This project leverages publicly available financial data to develop a machine learning-based forecasting system for stock price movements. The model aims to predict upward or downward stock price trends using a combination of historical stock prices, public company news, analyst ratings, and SEC financial reports. The approach involves binary classification to determine daily price movements while considering complex, interconnected financial factors.
-
Data Collection & Preprocessing
- Scrapes financial data and stores it in the
/data/directory. - Requests stock price data from
yfinanceAPI. - Performs sentiment analysis on public news and financial reports.
- Computes financial indicators and prepares datasets for training.
- Scrapes financial data and stores it in the
-
Feature Engineering
- Sentiment scores are extracted from text-based sources.
- Financial indicators are calculated and combined with textual insights.
- Data is split into training, validation, and test sets.
-
Model Training & Evaluation
- Implements ARIMA, Transformers, and LSTM models.
- Separate models trained for Apple (AAPL) and Johnson & Johnson (JNJ).

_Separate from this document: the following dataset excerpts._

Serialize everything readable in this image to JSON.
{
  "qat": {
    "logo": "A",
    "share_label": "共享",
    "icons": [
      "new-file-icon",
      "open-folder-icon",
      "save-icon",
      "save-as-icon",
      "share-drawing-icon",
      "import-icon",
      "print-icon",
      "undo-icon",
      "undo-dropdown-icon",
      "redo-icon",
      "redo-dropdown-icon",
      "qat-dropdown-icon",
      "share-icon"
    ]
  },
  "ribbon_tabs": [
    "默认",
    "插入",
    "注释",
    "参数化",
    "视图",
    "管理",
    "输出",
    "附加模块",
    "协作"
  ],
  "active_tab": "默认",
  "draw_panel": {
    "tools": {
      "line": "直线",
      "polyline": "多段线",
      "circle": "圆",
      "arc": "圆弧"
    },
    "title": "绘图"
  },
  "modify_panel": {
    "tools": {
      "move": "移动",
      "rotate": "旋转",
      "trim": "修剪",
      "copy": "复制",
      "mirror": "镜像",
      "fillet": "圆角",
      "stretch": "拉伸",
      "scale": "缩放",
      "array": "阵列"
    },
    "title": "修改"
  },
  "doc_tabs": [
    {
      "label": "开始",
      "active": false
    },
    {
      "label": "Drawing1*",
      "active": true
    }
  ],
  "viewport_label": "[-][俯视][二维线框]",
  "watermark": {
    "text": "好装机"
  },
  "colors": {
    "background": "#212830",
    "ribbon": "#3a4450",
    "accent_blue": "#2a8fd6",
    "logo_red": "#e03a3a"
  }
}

- Predictions are stored in
/data/final_output_data/and labeled accordingly. - Evaluation includes performance metrics and visualizations.
- Python
- Libraries:
numpy,pandas,matplotlib,seaborn,scikit-learn,statsmodels,tensorflow,yfinance - Machine Learning Models: ARIMA, Transformer Networks, LSTM
Clone the repository and install dependencies using Poetry:
git clone https://github.com/btomlinson237/financialTrendForecastingSystem.git
cd financialTrendForecastingSystem
poetry install- Run Data Preprocessing: Execute
featurization.ipynbin/notebooks/featurePrep/to generate datasets. - Train Models: Use notebooks in
/notebooks/models/to train and evaluate different forecasting models. - Generate Predictions: Predictions are stored in
/data/final_output_data/. - Evaluate Performance: Run validation notebooks in
/notebooks/validation/to assess model accuracy.